Her face devoid of expression, Gran held her head with regal grace. Dressed in rich crimson velvet edged in gold, with a gossamer veil that cascaded from a jeweled head ornament and fell over her right shoulder, she looked more like a queen than a dowager duchess, and the glide in her step belied her true age. She halted at the base of the steps and waited.
Jon’s breath backed up in his lungs. She hardly seemed to have aged in the time he’d been away. Her dark hair had been shot with streaks of gray for as long as he could recall. In contrast to Annabella’s elaborate style, Gran’s tresses were pulled into a chignon at the nape of her neck from which not a single strand dared escape. Her gaze touched on him briefly before moving on to Annabella, and then to the butler, to whom she gave a barely perceptible nod.
Samuel’s voice rang across the salon. “Announcing Queen Dorothea.”
Annabella turned her head toward the doorway then looked up at Jon, confusion pinching her forehead the tiniest bit.
Resigned, he inclined his head toward his grandmother. Though the dowager made no movement, her gown fluttered near her feet. A sleek gray-and-brown striped figure emerged from behind her, nose in the air. Her slanted green eyes seemed to survey the room as she struck an aristocratic pose and remained perfectly still except for the tip of her tail, which waved back and forth like a miniature flag.
Annabella tensed and curled her fingers, digging painfully into the tender part of Jon’s inner elbow. “That’s a cat!” she accused, her whisper sounding amazingly like a hissing feline.

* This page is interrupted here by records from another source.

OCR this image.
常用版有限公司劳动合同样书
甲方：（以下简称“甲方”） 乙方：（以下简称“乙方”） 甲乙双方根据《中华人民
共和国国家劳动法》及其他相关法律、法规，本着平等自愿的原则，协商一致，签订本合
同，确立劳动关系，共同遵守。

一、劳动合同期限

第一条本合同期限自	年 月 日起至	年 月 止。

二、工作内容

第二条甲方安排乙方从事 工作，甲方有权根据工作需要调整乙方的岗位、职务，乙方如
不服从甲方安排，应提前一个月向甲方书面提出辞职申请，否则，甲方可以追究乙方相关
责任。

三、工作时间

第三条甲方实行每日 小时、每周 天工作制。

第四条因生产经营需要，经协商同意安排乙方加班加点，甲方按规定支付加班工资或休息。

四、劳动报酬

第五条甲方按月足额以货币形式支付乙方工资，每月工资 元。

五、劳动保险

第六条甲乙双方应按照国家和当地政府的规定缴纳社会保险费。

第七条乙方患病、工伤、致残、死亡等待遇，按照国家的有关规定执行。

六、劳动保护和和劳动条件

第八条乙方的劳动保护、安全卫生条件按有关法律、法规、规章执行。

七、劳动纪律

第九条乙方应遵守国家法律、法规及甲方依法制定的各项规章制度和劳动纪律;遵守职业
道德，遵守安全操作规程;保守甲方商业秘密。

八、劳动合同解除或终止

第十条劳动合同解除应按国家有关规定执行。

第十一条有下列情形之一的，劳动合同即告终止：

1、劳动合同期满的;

“Correction, Lady Seabrook.” Jon patted her hand with his until she loosened her grip. “That… is my grandmother’s favorite cat. So smile and—”
“If you finish that statement with the word ‘curtsey,’ I shall kick you,” Annabella said through gritted teeth. She lifted her lips into a stiff, forced smile and added a little too sweetly, “My lord.”
“Lord Felix and Princess Tabitha,” intoned Samuel.
Two footmen appeared at the top of the staircase. Each cradled a fat black feline against his chest. The animals seemed content to be carried down the steps.
Annabella dug her fingers into his arm once more, and Jon winced. “Those are cats,” she whispered again.
“I had no idea what an astute judge of the obvious you can be,” murmured Jon through a smile that had become excruciating to maintain. He wasn’t certain who he wanted to choke more — his verbose wife or his unconventional grandmother.
“Sir Julius and Miss Celia,” announced Samuel.
Two more footmen appeared. The marmalade tabby on the left had bright orange eyes that darted about the room, clearly marking his means of escape. Poor sot. He hadn’t a chance of leaving before the end of the evening. The cat on the right lounged uncaring as the footman trotted down the steps. Long blue-gray fur stuck out at angles, lending the illusion of a badly-combed, misplaced wig.
“I am not socializing with a pack of cats,” said Annabella quietly, her voice dripping with derision.
“Don’t fret, my darling. They don’t wish to take their meal with you, either.” Seabrook gave her hand another pat. “They have their own table.”